Robert Taubman is relieved that the retail industry seems to be stabilizing after more than a year of bankruptcies and store closures, but the mall executive said the industry is not “out of the woods” just yet.
The president, chairman and chief executive officer of Taubman Centers Inc. said during a call with analysts discussing full-year financial results that he’s seen “encouraging” improvement over the last six to nine months, coinciding with the company’s occupancy for 2017 rising 1 percent to 94.8 percent. But he didn’t get too specific about how 2018 will shake out.
“When you look at the closures and the bankruptcies that occurred at, really the fourth quarter of 2016 through today, we had about 360,000 square feet of unexpected closures and bankruptcies and we’ve now leased a little over 300,000 square feet of that space,” Taubman said. “So we’re getting through that, sort of that difficult period and we think the environment is firming up, stabilizing. It’s too early to say that we’re completely out of the woods, but we feel good about it.”
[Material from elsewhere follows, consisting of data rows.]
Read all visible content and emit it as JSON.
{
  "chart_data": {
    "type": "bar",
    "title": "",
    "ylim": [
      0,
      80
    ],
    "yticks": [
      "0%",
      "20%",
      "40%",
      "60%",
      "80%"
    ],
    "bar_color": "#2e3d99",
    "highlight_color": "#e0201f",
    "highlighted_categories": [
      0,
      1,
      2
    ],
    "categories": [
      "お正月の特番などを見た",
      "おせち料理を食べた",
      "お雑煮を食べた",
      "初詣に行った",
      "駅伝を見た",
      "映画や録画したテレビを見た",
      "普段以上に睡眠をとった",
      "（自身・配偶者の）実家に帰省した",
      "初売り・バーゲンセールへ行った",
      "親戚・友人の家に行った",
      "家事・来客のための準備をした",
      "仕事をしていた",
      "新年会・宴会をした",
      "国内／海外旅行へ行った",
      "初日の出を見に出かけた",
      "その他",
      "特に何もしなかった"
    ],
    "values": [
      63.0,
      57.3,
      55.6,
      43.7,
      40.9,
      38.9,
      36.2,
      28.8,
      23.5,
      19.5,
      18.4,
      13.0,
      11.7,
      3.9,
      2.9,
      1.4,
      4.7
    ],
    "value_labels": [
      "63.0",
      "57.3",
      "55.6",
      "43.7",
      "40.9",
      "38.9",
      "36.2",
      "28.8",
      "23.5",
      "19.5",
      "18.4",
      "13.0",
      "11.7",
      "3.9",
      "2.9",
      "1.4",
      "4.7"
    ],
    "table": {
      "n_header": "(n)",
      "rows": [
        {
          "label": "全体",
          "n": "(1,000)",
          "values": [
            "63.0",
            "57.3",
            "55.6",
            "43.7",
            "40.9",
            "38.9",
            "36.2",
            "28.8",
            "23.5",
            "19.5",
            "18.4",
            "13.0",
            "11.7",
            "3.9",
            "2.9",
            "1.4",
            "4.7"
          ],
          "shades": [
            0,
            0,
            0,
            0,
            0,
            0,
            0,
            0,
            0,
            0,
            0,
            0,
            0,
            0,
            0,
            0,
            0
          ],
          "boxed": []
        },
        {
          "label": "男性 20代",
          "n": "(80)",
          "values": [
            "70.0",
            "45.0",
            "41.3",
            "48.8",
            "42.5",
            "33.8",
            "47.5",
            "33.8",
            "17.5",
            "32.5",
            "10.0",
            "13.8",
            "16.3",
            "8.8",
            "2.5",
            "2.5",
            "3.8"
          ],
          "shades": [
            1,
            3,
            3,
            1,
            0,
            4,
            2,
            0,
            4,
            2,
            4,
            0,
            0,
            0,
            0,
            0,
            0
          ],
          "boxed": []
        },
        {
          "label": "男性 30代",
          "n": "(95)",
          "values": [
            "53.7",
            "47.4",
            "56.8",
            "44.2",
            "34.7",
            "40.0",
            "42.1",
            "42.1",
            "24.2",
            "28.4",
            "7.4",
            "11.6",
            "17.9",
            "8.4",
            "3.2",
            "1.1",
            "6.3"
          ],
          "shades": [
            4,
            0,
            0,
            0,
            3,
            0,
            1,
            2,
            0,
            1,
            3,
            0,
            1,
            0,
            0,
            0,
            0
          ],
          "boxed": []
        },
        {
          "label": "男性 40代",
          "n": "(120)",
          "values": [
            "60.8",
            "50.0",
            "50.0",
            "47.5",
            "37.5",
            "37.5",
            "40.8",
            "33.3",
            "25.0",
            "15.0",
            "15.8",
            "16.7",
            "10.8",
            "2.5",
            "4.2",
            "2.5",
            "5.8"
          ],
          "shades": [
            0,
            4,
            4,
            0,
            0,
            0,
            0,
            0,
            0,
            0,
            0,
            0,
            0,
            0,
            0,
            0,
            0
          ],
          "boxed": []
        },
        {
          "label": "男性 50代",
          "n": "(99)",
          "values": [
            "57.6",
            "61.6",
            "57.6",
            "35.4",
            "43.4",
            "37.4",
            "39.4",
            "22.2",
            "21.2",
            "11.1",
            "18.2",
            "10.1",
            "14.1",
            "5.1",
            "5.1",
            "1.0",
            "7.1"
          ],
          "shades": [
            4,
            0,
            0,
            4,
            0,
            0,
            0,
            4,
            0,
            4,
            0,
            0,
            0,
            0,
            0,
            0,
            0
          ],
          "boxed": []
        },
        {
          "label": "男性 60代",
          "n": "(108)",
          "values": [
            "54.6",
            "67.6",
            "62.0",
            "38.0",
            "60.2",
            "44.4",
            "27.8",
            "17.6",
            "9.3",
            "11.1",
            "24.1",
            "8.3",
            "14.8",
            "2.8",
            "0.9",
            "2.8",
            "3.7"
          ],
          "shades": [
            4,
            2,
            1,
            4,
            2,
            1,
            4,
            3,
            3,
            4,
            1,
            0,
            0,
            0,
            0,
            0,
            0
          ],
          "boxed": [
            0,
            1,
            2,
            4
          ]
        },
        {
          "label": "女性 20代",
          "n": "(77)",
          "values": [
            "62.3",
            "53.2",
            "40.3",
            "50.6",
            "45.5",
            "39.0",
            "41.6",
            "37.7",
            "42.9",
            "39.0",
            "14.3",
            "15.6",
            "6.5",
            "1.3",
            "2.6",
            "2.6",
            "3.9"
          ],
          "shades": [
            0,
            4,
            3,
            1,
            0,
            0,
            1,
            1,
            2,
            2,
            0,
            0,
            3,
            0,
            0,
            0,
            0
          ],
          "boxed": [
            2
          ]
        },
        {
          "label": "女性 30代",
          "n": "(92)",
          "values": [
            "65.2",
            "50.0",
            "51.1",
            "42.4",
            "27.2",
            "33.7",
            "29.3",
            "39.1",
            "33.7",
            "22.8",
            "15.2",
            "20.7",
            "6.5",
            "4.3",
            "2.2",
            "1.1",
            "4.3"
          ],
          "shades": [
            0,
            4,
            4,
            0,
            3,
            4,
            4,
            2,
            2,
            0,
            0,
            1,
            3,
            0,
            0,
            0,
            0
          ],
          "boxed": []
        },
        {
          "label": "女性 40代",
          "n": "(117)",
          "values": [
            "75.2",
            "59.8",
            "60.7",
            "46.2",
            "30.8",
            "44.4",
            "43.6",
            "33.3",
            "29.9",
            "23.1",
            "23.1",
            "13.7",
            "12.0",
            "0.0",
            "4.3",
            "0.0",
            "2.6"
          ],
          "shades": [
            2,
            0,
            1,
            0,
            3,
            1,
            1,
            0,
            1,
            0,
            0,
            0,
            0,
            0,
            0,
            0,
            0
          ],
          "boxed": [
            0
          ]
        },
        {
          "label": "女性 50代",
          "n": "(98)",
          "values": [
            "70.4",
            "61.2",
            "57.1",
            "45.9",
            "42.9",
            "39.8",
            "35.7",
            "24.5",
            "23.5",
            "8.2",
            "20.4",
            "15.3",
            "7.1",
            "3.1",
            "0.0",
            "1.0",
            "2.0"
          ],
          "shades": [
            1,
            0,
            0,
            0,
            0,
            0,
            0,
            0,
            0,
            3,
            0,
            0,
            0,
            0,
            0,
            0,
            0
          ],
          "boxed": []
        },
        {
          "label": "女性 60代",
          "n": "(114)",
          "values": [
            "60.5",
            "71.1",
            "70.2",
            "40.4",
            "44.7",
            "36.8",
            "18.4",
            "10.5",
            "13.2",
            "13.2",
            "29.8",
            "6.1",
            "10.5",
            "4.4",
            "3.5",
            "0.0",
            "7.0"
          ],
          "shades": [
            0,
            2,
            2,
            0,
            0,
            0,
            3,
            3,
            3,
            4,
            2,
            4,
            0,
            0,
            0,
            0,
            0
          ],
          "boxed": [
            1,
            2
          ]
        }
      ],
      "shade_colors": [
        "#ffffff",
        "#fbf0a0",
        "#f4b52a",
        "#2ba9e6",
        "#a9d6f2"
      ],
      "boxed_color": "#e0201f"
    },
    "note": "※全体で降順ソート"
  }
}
Nevertheless, 2017 produced mixed results. Rent per square foot also rose 1 percent, to $61.66, and comparable tenant sales per square foot rose 2.3 percent to an average of $810. But the company still ended the year with net income under standardized accounting principles of $55.38 million, compared to $107.61 million at the end of 2016. Funds from operations fell 10.2 percent to $3.51 per diluted common share.
These declines are partially due to restructuring costs over the year, including staff cuts. During the fourth quarter, the company brought in “an outside consultant to help us in our continuous efforts to operate more efficiently and cost effectively without sacrificing the quality of our operations,” according to Simon Leopold, Taubman chief financial officer.
The company also lowered its long-term guidance on net operating income to up to $75 million by 2020, from a previous guidance of $80 million by the end of this year, but the ceo said current “momentum,” marked by new tenant deals with the likes of Amazon and Kendra Scott and a slew of high-end restaurants and concept eateries, is expected to hold.
Taubman also said the company’s emerging business in Asia is growing at a clip and that he’s looking to enter South Korea, with some help from interested “blue-chip capital” investors, in the not too distant future.
“We’re ready to move forward on the next evolution of this business,” Taubman said. “Our goal today is to create a platform that finances itself by bringing new capital partners and potentially adding additional operating partners where appropriate to create a less capital-intensive business that can grow the asset base with improved returns on equity, and we think that’s the right next step now.”
He added that more specifics will likely come this year.
As for difficulties the company faced with its property in Puerto Rico, which was affected by successive record hurricanes during fall, things are looking up there, too. While marquee tenants Nordstrom and Saks Fifth Avenue are still closed due to damages sustained to the property, a majority of other tenants were opened by year-end.
Taubman also said that Saks has now begun to repair and renovate its store there, after the mall operator filed a lawsuit in the territory, accusing the retailer of refusing to even start repairs. However, it’s still unknown when Saks will reopen, while Nordstrom is expected to be open by summer.
When an analyst alluded to the prospect of going private after 25 years of trading, pointing to the value of Taubman’s assets and how little “fun” having to answer investor questions is, the ceo gave no sign of an immediate change.
“We’ve been very successful as a public company for many, many years…it’s been a good voyage, a really good journey,” Taubman said. “Obviously, sometimes answering questions isn’t always easy, especially when you’re in the development business and there’s a lot of volatility… but we’ve been able to make good choices over the years. Some haven’t worked out, but most have. And we’re pleased with where we are right now. We think things are recovering and are stabilizing and we’re looking forward… and we believe that we’re going to grow value for shareholders and deliver on those promises over the coming years.”